I run the command twice because I want to output the formatted table to the console and also use the --json flag to get the results into a variable I can parse. I then loop over each advisory (sadly the advisories property is not an array), logging it to the tasks error console.

This script uses an environment variable provided by the Azure pipeline to determine the minimum severity level that I want my build step to fail for. The possible options are info, low, moderate, high, critical.

variables:
  YarnMinSeverityLevel: moderate

I can then execute the script with a new task, in the same way as the above Nuget script.

The Result

This is my full YAML file (I opt to run on Linux):

schedules:
- cron: "0 0 * * 0"
  branches:
    include:
    - develop
  always: true

pool:
  vmImage: 'ubuntu-latest'

variables:
- name: YarnMinVulnerabilityLevel
  value: 8

steps:
- task: DotNetCoreCLI@2
  displayName: Restore Nuget Packages
  inputs:
    command: restore
    projects: '**/*.csproj'

- task: PowerShell@2
  displayName: Scan Nuget Packages for Vulnerabilities
  continueOnError: true
  inputs:
    filePath: 'build/scan-nuget-vulnerabilities.ps1'
    failOnStderr: true
  
- task: PowerShell@2
  displayName: Scan Yarn Packages for Vulnerabilities
  inputs:
    filePath: 'build/scan-yarn-vulnerabilities.ps1'
    failOnStderr: true
    workingDirectory: 'src/UI'

Below is an example of the errors shown on the build dashboard when a vulnerable package is detected that meets my minimum severity limit.
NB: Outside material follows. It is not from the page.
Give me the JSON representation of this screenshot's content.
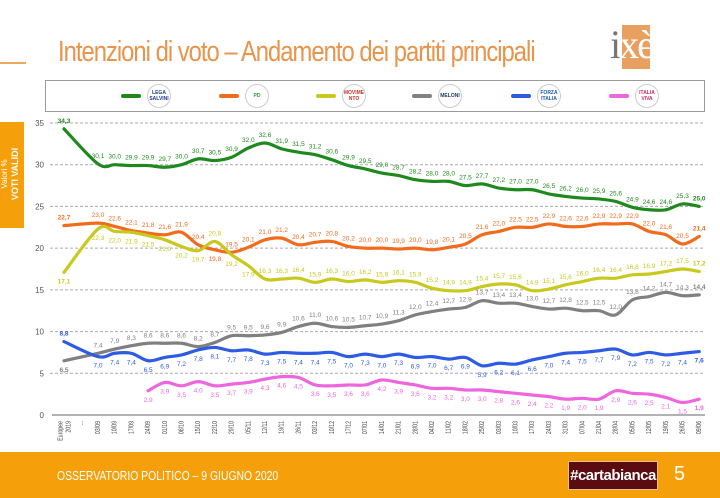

Errors are shown on the build’s dashboard due to a vulnerability in the postcss package

Conclusion

In this post, I introduced the concept of DevSecOps and why it is such an essential part of the SDLC (hopefully it will soon be just another natural concern for DevOps and we can cut the extra term). I then explained just how risky unaudited third-party libraries can be, particularly if they are not kept up-to-date, and demonstrated how to begin to automate the process of minimising this threat vector in your applications. I am looking forward to bolstering this pipeline with more gates soon.